Investing is philosophical

Polobao
4 min readJan 4, 2021

Since Bitcoin has 6xed from my previous article. Just some observations to share.

  1. People ask me from 15k till now whether to buy bitcoin. 1/10 of them buy. 0 buy any amount worth mentioning.
  2. People ask me to sell it. Because it might drop to $0 tomorrow. But could it be that the person who knows when it will pump, knows better than a no-coiner when to dump?
  3. People say it is a Ponzi scheme. It is no different from gambling.
  4. People say it is too volatile thus it is not for them. Though in the previous article I already addressed the risk-adjusted-performance.
  5. None of them can be swayed. They stand very strongly by their disapproval because of 1–3 Forbes article they read or because they heard someone like Munger say it is ‘rat poison’.
  6. Everyone above has not read a jack about cryptocurrencies, not even run a node nor signed off.
  7. None of them improved their knowledge of cryptocurrencies or will desire to, asking the same questions in each conversation.
  8. The people who finally buy because I told them to, end up the same, read nothing but monitor the price judiciously.
  9. The people who will never buy it also monitor the price judiciously. As is human nature, they hope the price drops so they feel good that they did not miss out and were right.
  10. Textbook reflexivity?

What can we draw from this?

Charles T. Munger — ‘In my whole life, I have known no wise people (over a broad subject matter area) who didn’t read all the time — none, zero

  1. Explaining about cryptocurrencies to people of average intelligence and work ethic is a negative expected value (EV) activity.
  2. Most people have little curiosity.
  3. People cannot see the rate of changing paradigms until they are long past and then they say that it is so obvious. Social media, electric vehicles etc. You can if you are open-minded, and study hard enough.
  4. People talk too much, read too little, reflect too little, think too trivial. I sold bitcoin in 2018. Then reading more, I read more and realized that I was wrong. What will make you know you are wrong? Maybe you say that I am wrong after 6x? Then what is right?
  5. Reflection. What will make you read more to be right? What will you give to be right on a topic? To learn one must be humble. They say the top athletes are proud. Proud when it comes to achievements, but never in the gym. Everything has nuances, and average people choose not to see them. A person who does not read voraciously and thinks he can outperform at investing is like an athlete who does not go into the gym. You can if you have accurate, informative, on-time data (but you still need to read them?), or do insider dumping. Otherwise, you just have poor reporting metrics and think you outperform.
  6. People are bad at listening. It is impossible for everyone to read up on everything. But their tendency to shoot their mouth off on things they read nothing about does not decrease. Emotions and narratives make human interaction limitless, and we can be massively wrong for an extended period (i.e. nazi moral compass). To win, the contrarian must stick through all this chitter-chatter.
  7. Gambling? By definition, making decisions is an odds game. Investment is an odds game, thus a good gambler is a heck of an investor. “Investment” is just a euphemism, no? Who started off with arbitraging or trading? Just to name a few: Soros. Buffett. Thiel. A game has a 10% chance of winning, and you win 20x on winning. Will you play the game? To extend this, is Buffett really a good investor to have passed on Google and Amazon entirely instead of making a 1% bet given all the info. available to him? I like to use the adjusted kelly-criterion among many models when thinking about bet allocation.
  8. To extend this, average people think in terms of certain terms instead of probabilistic terms. Just using the right bayesian odds will significantly increase prediction accuracy. People who speak in certain terms for an extended time into the future are either great salesmen, extremely powerful/ capable, or inept at thinking.
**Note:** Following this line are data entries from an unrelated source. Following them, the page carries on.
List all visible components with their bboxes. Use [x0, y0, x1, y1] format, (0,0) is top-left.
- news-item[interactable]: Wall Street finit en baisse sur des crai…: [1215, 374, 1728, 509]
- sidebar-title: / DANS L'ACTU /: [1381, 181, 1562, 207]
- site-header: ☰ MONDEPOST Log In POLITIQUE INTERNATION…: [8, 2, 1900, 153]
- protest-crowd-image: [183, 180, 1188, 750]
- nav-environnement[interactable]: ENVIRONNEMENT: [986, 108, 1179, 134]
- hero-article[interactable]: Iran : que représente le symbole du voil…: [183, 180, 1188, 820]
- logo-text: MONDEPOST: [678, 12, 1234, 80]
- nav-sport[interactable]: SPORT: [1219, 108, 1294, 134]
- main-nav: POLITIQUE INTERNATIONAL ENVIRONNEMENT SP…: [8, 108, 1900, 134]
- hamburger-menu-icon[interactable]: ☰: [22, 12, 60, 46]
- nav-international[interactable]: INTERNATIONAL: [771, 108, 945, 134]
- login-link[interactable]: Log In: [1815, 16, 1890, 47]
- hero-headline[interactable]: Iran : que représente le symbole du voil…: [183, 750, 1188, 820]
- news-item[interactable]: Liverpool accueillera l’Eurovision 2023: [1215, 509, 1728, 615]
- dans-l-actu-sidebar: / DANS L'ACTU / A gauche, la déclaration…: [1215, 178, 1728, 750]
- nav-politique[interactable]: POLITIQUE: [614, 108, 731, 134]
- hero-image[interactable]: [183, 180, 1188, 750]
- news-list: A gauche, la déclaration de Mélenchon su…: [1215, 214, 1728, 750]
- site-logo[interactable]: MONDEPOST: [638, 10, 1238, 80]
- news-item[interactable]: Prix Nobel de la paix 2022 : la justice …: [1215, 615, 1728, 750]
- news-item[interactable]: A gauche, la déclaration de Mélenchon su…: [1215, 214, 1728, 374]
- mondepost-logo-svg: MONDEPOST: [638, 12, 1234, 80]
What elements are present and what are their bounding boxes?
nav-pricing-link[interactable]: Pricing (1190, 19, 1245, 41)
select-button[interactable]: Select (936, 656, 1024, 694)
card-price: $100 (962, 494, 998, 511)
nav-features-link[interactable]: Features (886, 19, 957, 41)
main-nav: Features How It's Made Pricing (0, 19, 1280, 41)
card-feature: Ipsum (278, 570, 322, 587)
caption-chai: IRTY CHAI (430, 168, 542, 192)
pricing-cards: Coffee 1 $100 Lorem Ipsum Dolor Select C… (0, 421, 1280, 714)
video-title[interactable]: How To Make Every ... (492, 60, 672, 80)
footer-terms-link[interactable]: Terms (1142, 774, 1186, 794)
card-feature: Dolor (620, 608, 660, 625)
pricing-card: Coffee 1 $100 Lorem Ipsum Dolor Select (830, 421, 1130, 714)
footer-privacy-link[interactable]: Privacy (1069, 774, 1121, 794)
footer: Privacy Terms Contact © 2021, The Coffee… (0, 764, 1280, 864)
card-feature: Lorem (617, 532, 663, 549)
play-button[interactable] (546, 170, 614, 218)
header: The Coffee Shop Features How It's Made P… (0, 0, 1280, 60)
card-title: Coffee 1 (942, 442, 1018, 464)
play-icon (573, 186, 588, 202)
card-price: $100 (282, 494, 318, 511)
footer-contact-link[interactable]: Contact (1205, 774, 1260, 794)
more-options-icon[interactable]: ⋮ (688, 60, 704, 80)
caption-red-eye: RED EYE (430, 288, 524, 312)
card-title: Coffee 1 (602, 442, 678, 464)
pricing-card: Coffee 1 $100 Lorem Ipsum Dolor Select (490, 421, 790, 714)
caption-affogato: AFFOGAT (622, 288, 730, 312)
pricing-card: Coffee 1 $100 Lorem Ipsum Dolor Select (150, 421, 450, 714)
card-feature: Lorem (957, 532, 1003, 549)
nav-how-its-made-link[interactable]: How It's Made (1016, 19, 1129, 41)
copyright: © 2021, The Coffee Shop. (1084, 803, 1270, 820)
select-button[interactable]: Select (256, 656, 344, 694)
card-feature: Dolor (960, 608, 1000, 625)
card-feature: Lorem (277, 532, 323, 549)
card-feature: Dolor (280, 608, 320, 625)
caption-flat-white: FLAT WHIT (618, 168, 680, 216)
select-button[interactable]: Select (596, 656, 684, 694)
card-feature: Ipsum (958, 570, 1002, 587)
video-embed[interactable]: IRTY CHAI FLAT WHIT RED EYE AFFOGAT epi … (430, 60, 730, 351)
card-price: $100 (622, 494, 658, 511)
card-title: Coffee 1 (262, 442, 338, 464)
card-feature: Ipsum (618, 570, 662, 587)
…ye know not what shall be on the morrow… For what is your life? It is even a vapour. ye ought to say, if the Lord will, we shall live …

You in the horde?

In a leveraged bull market, the retards appear to be geniuses. I might just be a retard :)

Investment/ gambling is beautiful as

  1. it deals with what people care strongly about (involves emotions)
  2. it deals with the future (hope)
  3. no one is always right (60% hit rate is fantastic)
  4. essentially a microcosm of life

In the end, it is just another decision-making process. Do we improve with each decision? Do our resources or thinking processes improve? What mental frameworks do we have at our disposal?

A new scientific truth does not triumph by convincing its opponents and making them see the light, but rather because its opponents eventually die and a new generation grows up that is familiar with it. . . . An important scientific innovation rarely makes its way by gradually winning over and converting its opponents: it rarely happens that Saul becomes Paul. — Max Planck

A 2013 video of Chamath 1% allocation.

This is just 1 game and there are infinite games to play. But the finite game we all play is how we bet our souls, which is of infinite value. Do we read enough about it? Or are we bent on a strong opinion that it cannot be found out, or that it does not matter?